Single by Kevon Edmonds

from the album 24/7
- B-side: "I Want You More"
- Released: November 16, 1999
- Recorded: 1999
- Genre: R&B
- Length: 4:34 (Album Version) 3:45 (Video Version)
- Label: RCA
- Songwriters: Angelo Ray; David Scott;
- Producer: Angelo Ray

Kevon Edmonds singles chronology
|  | "24/7" (1999) | "No Love (I'm Not Used to)" (2000) |

Music video
- "24/7" on YouTube

= 24/7 (Kevon Edmonds song) =

1999 single by Kevon Edmonds

"24/7" is a song performed by American R&B singer Kevon Edmonds, released on November 16, 1999 as his debut single and both the lead single and title track from his debut studio album of the same name. The song is his only hit to date on the Billboard Hot 100, peaking at #10 on the chart for 2 weeks in late December 1999.

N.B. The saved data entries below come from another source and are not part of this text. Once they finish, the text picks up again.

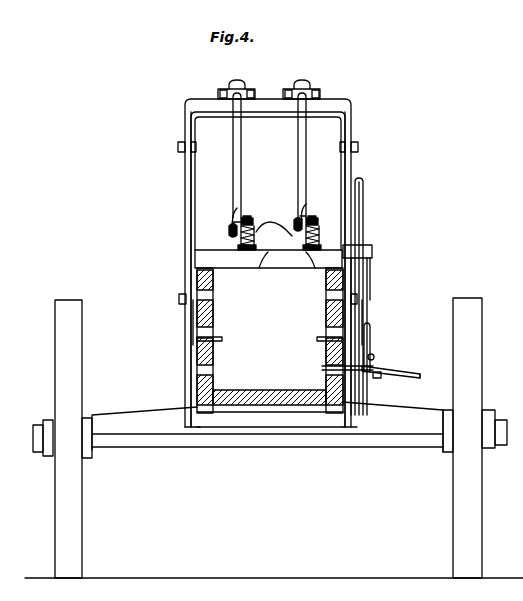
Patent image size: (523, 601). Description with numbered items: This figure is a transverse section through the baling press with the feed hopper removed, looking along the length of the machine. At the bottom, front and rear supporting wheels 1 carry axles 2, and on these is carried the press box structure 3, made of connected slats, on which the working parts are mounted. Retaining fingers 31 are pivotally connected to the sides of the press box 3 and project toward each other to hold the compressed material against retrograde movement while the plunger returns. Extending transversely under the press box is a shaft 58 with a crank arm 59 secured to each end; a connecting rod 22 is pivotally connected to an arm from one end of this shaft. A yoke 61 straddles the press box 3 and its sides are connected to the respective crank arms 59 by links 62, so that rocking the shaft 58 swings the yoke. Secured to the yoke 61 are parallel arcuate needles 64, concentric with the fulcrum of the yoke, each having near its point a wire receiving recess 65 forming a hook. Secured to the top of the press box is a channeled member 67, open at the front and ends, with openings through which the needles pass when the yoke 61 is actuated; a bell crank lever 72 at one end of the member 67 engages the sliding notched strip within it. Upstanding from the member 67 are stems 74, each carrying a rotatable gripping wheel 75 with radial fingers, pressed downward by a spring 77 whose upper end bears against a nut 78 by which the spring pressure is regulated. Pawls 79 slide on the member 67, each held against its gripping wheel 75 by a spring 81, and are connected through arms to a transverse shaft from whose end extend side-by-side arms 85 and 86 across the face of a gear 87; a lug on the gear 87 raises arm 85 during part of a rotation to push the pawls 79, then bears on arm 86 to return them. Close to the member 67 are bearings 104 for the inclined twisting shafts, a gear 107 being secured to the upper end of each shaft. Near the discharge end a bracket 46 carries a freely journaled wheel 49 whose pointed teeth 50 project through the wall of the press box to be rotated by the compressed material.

The supporting wheels 1 is at (62, 380).
The axles 2 is at (38, 439).
The press box structure 3 is at (213, 397).
The connecting rod 22 is at (370, 346).
The retaining fingers 31 is at (213, 340).
The bracket 46 is at (379, 377).
The wheel 49 is at (381, 369).
The pointed teeth 50 is at (431, 381).
The shaft 58 is at (282, 420).
The crank arm 59 is at (197, 338).
The yoke 61 is at (338, 99).
The links 62 is at (187, 201).
The arcuate needles 64 is at (298, 160).
The wire receiving recess 65 is at (256, 246).
The channeled member 67 is at (283, 256).
The bell crank lever 72 is at (368, 253).
The stems 74 is at (241, 224).
The gripping wheel 75 is at (238, 251).
The springs 77 is at (298, 238).
The nut 78 is at (245, 218).
The pawls 79 is at (259, 258).
The spring 81 is at (336, 249).
The arm 85 is at (362, 272).
The arm 86 is at (368, 286).
The gear 87 is at (365, 301).
The bearings 104 is at (197, 253).
The gear 107 is at (232, 224).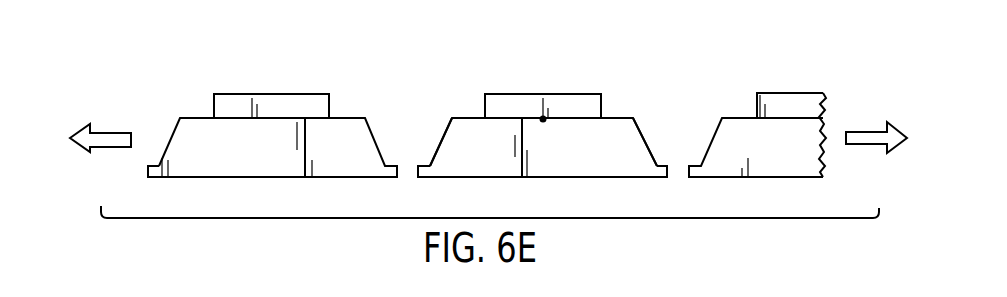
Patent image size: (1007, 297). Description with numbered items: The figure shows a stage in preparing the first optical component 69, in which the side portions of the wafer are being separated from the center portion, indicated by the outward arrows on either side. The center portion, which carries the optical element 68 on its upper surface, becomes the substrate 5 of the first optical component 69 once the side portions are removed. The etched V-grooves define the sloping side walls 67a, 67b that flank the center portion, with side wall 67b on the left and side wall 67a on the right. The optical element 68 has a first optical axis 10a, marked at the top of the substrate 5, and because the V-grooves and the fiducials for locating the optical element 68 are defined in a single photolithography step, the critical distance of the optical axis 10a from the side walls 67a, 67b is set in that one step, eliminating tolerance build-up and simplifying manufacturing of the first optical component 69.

The substrate 5 is at (588, 171).
The first optical axis 10a is at (543, 122).
The side wall 67a is at (641, 130).
The side wall 67b is at (444, 131).
The optical element 68 is at (572, 100).
The first optical component 69 is at (501, 60).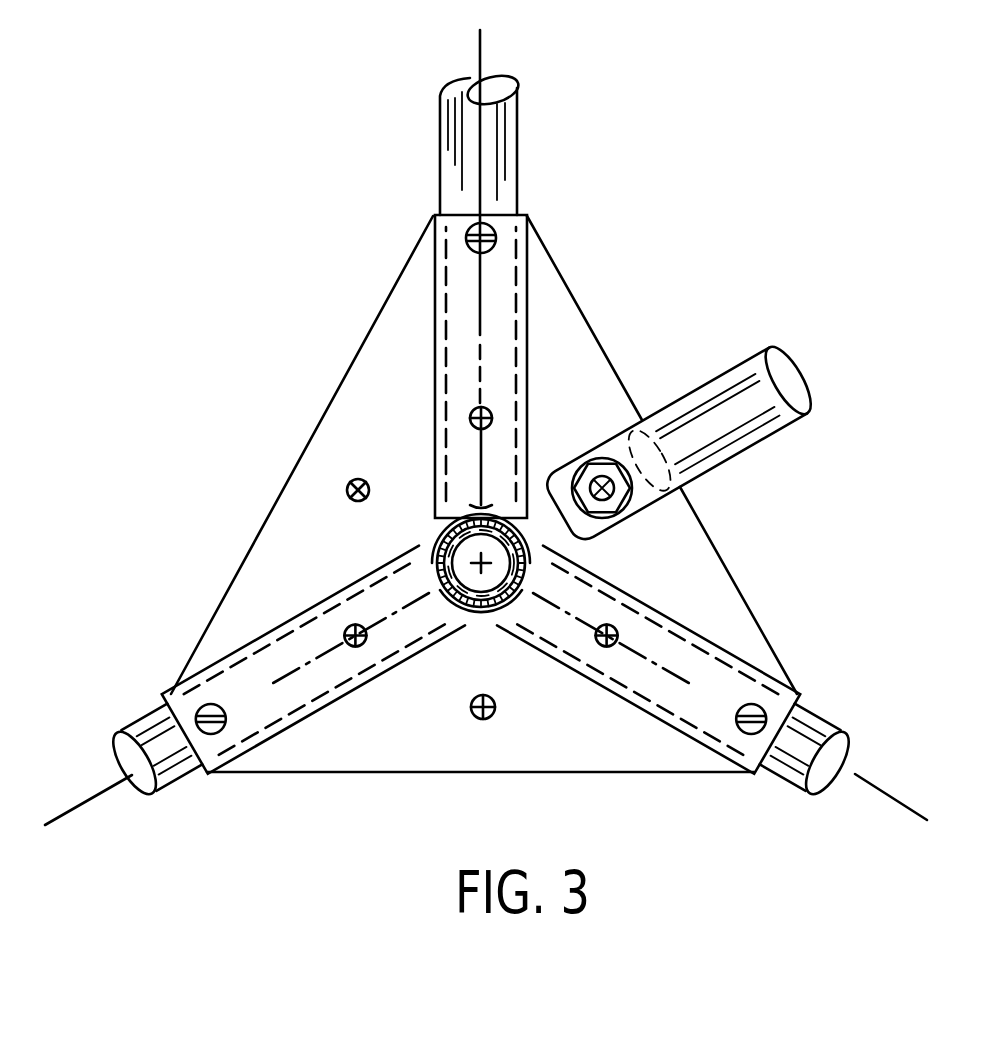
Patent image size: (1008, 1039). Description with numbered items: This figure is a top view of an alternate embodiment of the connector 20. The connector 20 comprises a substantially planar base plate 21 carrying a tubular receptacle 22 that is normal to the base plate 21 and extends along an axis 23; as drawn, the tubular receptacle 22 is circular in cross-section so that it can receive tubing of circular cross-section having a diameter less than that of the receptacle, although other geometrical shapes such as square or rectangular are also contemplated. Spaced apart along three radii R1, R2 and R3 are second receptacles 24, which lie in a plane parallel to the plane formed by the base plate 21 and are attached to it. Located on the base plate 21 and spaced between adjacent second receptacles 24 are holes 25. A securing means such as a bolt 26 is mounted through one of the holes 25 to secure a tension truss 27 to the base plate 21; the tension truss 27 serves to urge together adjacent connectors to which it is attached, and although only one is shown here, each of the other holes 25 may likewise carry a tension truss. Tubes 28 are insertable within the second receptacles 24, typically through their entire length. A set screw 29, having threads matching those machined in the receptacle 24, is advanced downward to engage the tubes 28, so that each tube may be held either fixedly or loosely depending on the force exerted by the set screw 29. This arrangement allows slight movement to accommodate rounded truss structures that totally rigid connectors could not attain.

The connector 20 is at (608, 346).
The base plate 21 is at (745, 588).
The tubular receptacle 22 is at (478, 622).
The axis 23 is at (490, 622).
The second receptacles 24 is at (524, 332).
The holes 25 is at (346, 493).
The bolt 26 is at (690, 490).
The tension truss 27 is at (660, 402).
The tubes 28 is at (518, 120).
The set screw 29 is at (522, 252).
The radius R1 is at (860, 778).
The radius R2 is at (484, 45).
The radius R3 is at (89, 801).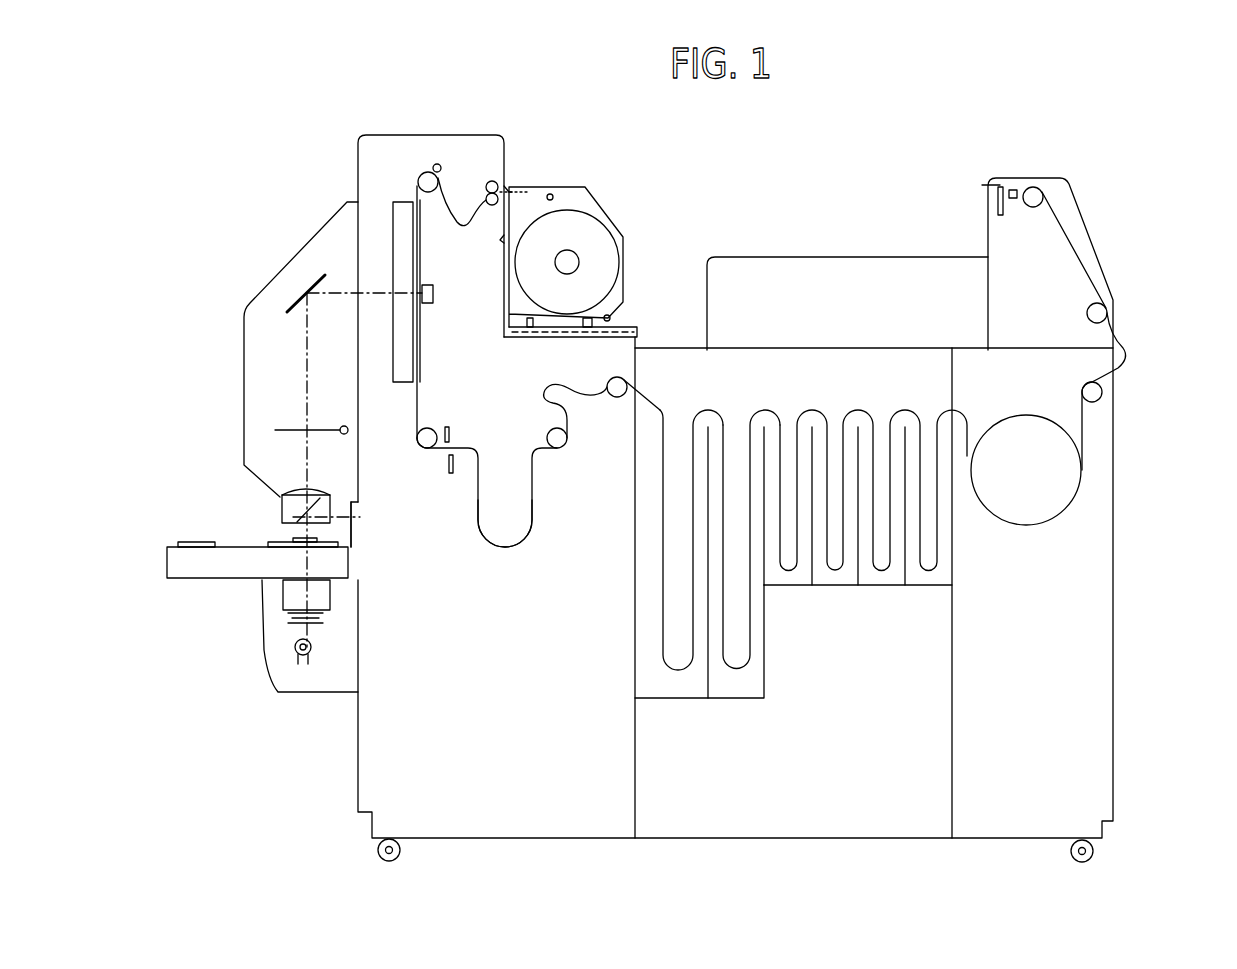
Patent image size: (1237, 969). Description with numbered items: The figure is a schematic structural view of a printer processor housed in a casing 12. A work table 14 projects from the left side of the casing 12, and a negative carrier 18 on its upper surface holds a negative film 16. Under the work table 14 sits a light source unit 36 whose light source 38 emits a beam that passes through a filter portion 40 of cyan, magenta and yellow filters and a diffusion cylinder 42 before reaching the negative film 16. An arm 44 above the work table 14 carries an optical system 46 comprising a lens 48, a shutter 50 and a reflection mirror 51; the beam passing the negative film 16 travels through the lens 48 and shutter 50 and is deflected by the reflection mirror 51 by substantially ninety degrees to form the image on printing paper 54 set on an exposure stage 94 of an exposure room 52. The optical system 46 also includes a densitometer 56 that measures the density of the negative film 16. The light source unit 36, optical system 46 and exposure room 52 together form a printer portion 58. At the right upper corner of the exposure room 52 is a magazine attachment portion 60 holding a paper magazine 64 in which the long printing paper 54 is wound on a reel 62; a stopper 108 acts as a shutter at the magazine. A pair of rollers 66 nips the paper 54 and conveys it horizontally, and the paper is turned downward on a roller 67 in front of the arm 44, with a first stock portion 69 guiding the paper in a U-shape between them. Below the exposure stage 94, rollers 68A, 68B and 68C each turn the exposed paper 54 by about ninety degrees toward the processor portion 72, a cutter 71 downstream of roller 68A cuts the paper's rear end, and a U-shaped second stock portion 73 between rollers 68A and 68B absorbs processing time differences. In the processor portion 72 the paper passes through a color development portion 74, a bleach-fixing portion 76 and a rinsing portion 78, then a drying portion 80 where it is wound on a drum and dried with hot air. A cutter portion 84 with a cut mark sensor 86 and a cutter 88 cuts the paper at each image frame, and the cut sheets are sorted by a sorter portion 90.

The casing 12 is at (398, 133).
The work table 14 is at (185, 572).
The negative film 16 is at (293, 538).
The negative carrier 18 is at (290, 543).
The light source unit 36 is at (261, 657).
The light source 38 is at (320, 653).
The filter portion 40 is at (284, 621).
The diffusion cylinder 42 is at (290, 597).
The arm 44 is at (282, 277).
The optical system 46 is at (288, 448).
The lens 48 is at (317, 493).
The shutter 50 is at (292, 425).
The reflection mirror 51 is at (322, 276).
The exposure room 52 is at (488, 283).
The printing paper 54 is at (614, 228).
The densitometer 56 is at (357, 517).
The printer portion 58 is at (275, 853).
The magazine attachment portion 60 is at (506, 190).
The reel 62 is at (567, 262).
The paper magazine 64 is at (590, 204).
The pair of rollers 66 is at (488, 178).
The roller 67 is at (428, 182).
The roller 68A is at (433, 436).
The roller 68B is at (553, 437).
The roller 68C is at (610, 383).
The first stock portion 69 is at (462, 212).
The cutter 71 is at (451, 457).
The processor portion 72 is at (637, 853).
The second stock portion 73 is at (508, 535).
The color development portion 74 is at (673, 688).
The bleach-fixing portion 76 is at (742, 688).
The rinsing portion 78 is at (772, 590).
The drying portion 80 is at (1085, 730).
The cutter portion 84 is at (1053, 177).
The cut mark sensor 86 is at (1012, 202).
The cutter 88 is at (1008, 200).
The sorter portion 90 is at (762, 256).
The exposure stage 94 is at (424, 364).
The stopper 108 is at (510, 192).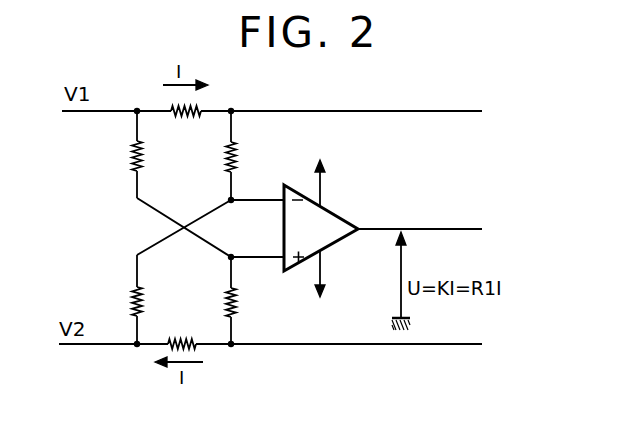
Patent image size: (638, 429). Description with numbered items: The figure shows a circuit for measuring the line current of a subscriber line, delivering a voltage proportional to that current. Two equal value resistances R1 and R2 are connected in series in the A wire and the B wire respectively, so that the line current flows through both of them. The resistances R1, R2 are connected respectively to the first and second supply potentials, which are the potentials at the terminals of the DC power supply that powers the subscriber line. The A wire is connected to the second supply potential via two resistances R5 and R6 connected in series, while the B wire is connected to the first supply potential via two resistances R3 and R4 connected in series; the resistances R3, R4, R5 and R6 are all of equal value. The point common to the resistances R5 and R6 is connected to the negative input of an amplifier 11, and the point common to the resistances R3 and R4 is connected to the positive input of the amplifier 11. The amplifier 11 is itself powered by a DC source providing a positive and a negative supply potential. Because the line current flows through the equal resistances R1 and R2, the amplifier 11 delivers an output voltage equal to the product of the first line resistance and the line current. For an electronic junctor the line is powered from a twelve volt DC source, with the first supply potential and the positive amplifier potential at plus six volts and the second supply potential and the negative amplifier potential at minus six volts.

The resistance R1 is at (187, 117).
The resistance R2 is at (188, 336).
The resistance R3 is at (135, 159).
The resistance R4 is at (236, 302).
The resistance R5 is at (236, 158).
The resistance R6 is at (131, 300).
The amplifier 11 is at (332, 223).
The A wire A is at (376, 111).
The B wire B is at (420, 347).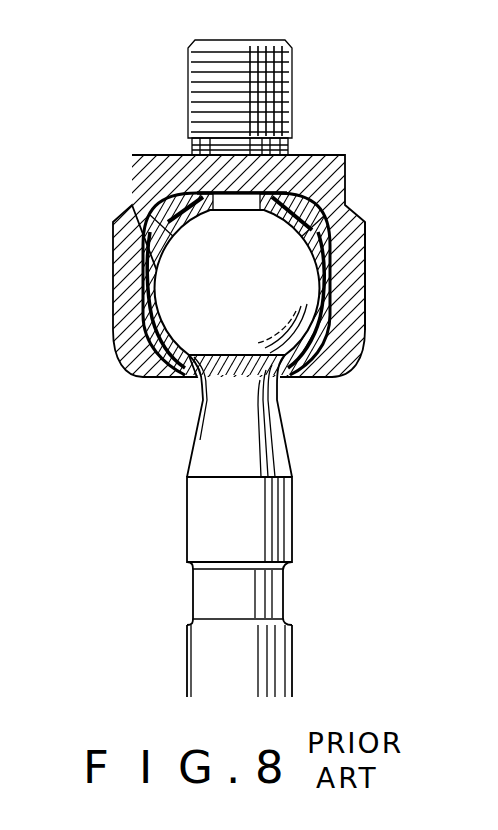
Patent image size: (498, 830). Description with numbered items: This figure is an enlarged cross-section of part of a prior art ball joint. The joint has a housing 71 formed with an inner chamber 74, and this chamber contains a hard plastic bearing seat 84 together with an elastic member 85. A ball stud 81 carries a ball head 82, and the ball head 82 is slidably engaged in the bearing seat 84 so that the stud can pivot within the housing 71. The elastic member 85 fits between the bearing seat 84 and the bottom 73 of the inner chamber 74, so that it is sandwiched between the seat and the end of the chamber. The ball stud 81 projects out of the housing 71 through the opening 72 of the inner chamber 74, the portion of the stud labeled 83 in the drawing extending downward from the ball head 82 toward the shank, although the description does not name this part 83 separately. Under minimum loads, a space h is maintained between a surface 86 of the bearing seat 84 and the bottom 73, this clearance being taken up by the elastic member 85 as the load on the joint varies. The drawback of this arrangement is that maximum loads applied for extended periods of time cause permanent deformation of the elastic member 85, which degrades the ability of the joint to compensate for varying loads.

The housing 71 is at (355, 260).
The opening 72 is at (300, 372).
The bottom of inner chamber 73 is at (297, 192).
The inner chamber 74 is at (363, 280).
The ball stud 81 is at (207, 527).
The ball head 82 is at (297, 312).
The neck of ball stud 83 is at (207, 447).
The bearing seat 84 is at (150, 253).
The elastic member 85 is at (322, 218).
The surface of bearing seat 86 is at (128, 208).
The space h is at (197, 192).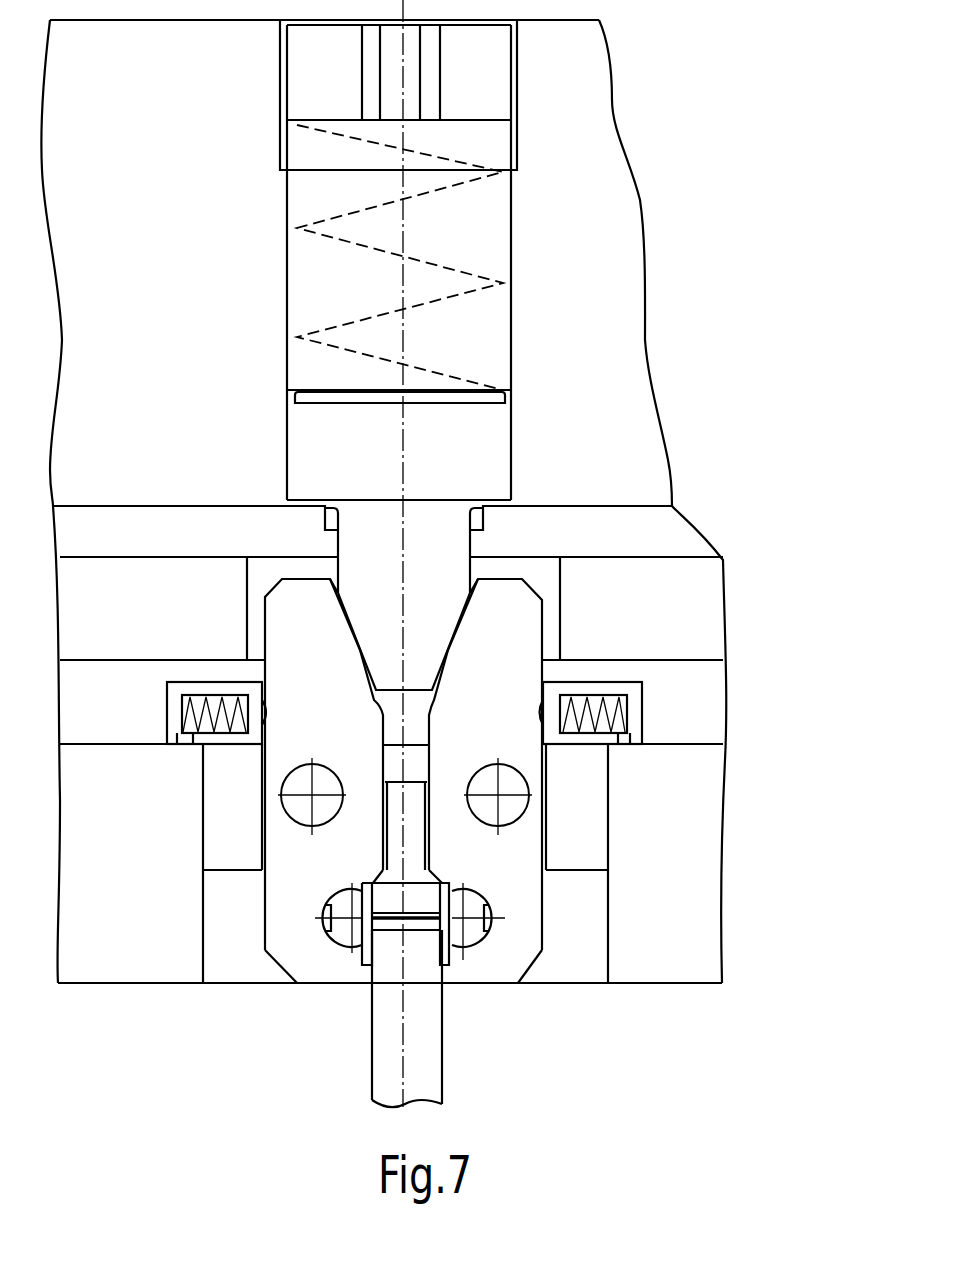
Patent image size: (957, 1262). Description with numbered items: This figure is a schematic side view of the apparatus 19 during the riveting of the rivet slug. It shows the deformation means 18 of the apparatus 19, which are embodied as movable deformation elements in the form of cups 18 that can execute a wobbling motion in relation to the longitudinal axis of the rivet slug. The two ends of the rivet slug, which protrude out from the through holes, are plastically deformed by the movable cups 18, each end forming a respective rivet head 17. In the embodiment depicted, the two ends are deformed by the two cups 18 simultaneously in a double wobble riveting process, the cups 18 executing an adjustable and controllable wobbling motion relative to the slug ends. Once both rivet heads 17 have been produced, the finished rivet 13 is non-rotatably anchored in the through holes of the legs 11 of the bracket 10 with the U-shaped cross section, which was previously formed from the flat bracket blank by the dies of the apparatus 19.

The song was certified gold by the RIAA on January 10, 2000.

==Music video==

The official music video for "24/7" was directed by David Nelson.

==Chart positions==

===Weekly charts===

| Chart (1999) | Peak position |
|---|---|
| US Billboard Hot 100 | 10 |
| US Hot R&B/Hip-Hop Singles & Tracks (Billboard) | 2 |
| US Rhythmic Top 40 (Billboard) | 37 |

===Year-end charts===

| Chart (2000) | Position |
|---|---|
| US Billboard Hot 100 | 92 |
| US Hot R&B/Hip-Hop Songs (Billboard) | 26 |

==Certifications==

| Region | Certification | Certified units/sales |
| United States (RIAA) | Gold | 500,000^{^} |
^{^} Shipments figures based on certification alone.